The game uses a number of psycholigcal elements to keep the engaging plot stuck to you like a slimey film over your skin and that's pretty much how you feel as you control James. Especially when you find out this tragic widower isn't quite the every man you thought he was. He has secrets, sinister secrets. As you venture into Silent Hill you come across a few other mysterious strangers that have been summoned by dead relatives and all of them have equally damaged or sinister pasts as well. Most distrubing of all is the enigmatic Maria who looks and acts like a tarted up version of your dead wife and spends her time helping and taunting you in equal measure, frequently getting killed only to reappear again. By the half way point you'll be questioning your characters sanity as well as your own, forever questioning just how much of the events and characters in Silent Hill are reality and how much is happening in your characters head. Subtle variations in your actions throughout the game can lead to one of several different conclusions, some of them answer your question and others leave you feeling hollow. Just how the game wants you to feel.
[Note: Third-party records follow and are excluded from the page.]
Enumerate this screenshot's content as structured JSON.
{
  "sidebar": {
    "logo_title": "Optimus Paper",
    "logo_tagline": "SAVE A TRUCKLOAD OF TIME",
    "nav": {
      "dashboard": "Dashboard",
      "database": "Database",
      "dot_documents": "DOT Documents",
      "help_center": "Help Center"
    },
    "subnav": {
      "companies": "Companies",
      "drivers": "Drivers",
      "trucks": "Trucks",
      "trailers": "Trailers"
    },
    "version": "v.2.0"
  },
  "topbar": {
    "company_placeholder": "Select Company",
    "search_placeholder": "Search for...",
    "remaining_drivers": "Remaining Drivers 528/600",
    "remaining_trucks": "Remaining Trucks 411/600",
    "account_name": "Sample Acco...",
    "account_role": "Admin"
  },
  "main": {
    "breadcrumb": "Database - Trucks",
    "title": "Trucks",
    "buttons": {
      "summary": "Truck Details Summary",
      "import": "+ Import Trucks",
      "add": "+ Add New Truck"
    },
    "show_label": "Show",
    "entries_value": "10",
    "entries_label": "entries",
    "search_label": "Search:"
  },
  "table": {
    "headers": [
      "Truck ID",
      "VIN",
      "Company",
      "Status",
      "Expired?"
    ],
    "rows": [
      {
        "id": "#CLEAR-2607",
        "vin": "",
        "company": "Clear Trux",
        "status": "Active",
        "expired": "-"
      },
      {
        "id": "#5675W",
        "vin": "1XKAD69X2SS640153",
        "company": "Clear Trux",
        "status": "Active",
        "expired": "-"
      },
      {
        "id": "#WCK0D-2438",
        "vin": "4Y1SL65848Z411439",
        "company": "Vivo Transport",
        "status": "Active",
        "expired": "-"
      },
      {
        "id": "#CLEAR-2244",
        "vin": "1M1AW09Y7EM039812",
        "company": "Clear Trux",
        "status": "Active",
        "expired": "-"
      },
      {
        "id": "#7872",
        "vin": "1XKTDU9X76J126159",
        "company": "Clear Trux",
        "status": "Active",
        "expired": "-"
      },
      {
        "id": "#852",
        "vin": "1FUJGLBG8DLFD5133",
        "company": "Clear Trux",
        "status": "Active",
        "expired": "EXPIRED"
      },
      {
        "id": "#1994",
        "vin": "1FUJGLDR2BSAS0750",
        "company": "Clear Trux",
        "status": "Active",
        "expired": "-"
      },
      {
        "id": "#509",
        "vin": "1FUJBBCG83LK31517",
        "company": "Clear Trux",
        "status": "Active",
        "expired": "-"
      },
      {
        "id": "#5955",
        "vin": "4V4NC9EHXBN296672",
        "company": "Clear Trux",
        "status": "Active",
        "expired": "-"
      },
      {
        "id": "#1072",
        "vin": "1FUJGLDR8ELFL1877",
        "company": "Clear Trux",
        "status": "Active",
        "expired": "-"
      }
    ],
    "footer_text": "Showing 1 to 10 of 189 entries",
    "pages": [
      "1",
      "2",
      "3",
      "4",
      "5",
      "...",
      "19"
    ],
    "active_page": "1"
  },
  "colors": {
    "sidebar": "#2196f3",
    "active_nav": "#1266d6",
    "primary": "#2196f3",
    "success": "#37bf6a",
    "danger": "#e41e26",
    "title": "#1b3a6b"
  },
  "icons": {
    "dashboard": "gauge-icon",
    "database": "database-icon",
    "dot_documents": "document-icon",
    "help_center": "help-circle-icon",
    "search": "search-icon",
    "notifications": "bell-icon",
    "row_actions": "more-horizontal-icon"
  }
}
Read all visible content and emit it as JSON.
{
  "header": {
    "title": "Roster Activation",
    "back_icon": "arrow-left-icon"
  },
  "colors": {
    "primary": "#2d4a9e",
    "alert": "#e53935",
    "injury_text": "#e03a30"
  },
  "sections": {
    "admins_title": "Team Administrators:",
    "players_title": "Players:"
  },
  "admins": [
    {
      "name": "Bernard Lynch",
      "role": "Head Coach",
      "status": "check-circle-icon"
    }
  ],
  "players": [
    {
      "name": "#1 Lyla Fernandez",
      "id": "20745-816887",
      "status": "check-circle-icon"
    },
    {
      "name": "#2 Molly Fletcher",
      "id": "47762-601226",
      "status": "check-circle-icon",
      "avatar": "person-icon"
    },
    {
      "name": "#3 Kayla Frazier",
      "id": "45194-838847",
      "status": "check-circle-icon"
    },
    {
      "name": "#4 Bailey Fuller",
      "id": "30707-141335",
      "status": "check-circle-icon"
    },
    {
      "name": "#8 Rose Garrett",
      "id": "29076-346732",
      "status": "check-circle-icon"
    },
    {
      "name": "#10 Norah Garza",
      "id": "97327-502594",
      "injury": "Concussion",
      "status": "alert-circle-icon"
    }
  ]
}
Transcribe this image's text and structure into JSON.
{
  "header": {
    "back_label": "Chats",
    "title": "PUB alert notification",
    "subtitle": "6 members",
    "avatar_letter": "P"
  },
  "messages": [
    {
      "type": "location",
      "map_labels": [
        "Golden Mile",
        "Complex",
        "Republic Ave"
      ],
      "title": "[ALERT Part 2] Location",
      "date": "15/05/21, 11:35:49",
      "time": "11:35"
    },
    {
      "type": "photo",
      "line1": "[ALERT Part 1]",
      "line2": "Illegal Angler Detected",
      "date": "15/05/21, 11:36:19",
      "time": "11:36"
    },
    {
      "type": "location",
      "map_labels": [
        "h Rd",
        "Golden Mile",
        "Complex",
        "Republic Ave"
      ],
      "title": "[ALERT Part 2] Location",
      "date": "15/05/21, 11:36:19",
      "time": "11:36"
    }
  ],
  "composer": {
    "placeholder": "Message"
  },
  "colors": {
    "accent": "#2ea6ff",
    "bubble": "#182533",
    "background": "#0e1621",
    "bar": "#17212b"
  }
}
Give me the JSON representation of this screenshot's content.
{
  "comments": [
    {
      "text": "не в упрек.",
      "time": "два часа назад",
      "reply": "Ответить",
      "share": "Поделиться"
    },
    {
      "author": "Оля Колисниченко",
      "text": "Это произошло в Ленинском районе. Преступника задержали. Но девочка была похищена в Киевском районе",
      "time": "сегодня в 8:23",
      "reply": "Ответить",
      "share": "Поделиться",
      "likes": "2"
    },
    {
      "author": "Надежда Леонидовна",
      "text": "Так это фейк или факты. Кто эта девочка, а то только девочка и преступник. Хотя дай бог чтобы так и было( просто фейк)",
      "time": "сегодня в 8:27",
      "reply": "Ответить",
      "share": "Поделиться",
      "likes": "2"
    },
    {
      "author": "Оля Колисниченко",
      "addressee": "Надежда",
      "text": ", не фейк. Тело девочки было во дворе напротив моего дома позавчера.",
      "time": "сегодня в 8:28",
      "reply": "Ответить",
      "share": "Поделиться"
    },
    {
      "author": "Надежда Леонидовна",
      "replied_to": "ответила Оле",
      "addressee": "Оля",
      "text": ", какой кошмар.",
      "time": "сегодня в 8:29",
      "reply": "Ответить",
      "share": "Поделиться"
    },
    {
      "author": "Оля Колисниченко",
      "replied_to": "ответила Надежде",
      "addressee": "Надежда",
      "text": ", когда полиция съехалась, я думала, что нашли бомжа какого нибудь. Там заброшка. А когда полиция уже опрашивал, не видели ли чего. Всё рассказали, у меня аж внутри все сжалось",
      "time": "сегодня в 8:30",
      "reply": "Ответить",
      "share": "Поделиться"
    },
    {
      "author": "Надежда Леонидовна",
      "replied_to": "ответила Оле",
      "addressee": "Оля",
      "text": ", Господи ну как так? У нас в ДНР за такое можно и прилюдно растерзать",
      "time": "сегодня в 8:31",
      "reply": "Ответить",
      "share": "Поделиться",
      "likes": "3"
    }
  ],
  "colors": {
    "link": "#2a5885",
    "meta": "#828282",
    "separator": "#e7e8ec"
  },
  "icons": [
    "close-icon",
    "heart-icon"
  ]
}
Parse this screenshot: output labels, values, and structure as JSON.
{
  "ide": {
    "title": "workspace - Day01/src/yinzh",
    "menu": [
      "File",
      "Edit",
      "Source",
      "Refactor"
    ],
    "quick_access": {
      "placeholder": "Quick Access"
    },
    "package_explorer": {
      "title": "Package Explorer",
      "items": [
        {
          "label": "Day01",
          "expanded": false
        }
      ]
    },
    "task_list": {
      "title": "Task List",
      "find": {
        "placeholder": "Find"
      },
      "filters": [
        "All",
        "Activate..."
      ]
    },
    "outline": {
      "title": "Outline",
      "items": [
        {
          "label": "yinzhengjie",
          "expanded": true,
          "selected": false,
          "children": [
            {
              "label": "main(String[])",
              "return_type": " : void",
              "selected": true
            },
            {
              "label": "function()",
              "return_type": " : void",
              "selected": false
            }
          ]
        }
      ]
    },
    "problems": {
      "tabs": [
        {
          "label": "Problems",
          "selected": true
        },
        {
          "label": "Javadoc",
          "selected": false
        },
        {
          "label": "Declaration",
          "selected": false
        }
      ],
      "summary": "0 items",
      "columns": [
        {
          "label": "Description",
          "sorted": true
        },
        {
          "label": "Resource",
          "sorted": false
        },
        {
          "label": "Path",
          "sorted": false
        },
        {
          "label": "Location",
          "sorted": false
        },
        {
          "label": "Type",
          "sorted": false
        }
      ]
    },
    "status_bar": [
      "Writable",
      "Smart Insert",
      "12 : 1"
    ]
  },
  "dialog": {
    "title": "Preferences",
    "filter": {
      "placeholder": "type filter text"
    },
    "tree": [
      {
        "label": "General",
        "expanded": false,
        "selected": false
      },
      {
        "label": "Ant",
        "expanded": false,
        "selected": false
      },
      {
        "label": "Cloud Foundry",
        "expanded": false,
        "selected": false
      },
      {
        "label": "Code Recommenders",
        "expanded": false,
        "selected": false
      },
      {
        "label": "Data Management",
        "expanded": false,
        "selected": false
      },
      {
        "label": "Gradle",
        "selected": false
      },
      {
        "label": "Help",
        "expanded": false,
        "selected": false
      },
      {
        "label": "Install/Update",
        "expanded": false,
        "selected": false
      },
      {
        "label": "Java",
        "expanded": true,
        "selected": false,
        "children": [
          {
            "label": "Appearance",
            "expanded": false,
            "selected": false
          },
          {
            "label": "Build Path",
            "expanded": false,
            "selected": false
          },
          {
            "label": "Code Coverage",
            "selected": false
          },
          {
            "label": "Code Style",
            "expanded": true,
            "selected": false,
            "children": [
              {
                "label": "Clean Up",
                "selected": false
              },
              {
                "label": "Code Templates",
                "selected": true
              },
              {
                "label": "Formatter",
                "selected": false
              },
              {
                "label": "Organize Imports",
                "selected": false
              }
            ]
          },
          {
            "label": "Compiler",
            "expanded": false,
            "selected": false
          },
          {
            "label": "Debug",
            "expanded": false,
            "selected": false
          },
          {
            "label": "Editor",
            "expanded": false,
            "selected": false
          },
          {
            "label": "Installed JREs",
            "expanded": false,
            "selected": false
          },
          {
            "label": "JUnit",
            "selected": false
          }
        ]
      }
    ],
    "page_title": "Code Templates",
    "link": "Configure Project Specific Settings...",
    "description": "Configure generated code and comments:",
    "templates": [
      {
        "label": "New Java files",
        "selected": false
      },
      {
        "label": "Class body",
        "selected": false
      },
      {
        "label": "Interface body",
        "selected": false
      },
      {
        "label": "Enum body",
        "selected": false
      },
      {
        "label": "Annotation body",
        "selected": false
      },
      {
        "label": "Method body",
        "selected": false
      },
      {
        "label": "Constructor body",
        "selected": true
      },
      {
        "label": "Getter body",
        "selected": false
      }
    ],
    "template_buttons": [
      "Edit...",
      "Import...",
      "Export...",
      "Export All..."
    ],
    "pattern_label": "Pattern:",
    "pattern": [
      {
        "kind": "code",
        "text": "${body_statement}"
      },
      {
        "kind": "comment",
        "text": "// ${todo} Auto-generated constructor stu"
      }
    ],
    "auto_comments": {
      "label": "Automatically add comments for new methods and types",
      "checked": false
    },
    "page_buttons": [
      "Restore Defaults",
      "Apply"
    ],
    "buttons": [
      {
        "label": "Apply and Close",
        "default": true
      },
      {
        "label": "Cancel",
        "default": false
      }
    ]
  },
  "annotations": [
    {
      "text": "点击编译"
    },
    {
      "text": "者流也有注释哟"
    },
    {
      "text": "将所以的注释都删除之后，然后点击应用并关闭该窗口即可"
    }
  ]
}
If you have ever read a good horror novel, the kind that makes you stop and look over your shoulder as you're reading, then you know what kind of story Silent Hill 2 has. That really classic Stephen King style of story that uses violence and gore to lower your expectations and then slips in a big syringe of psychological terror that goes straight to the brain. You might not be a scary game fan, but you owe it to yourself to play Silent Hill 2, it’s the barometer for scary games and it’s the game Heavy Rain and Alan Wake will be most compared to when they finally release.

 

4.      Uncharted 2

uncharted-2story

Cinematic is used quite often to describe games that provide really sweeping visuals, a tight story line and interesting characters. But somehow comparing Uncharted 2 to a film feels like a disservice when the game is much more exciting and fulfilling than 90% of the crap on at the megaplex. Compare Uncharted 2 to Indiana Jones and the Crystal Skull and you'll find Harrison Ford's rusty antics wanting compared to the digital actions of Nathan Drake.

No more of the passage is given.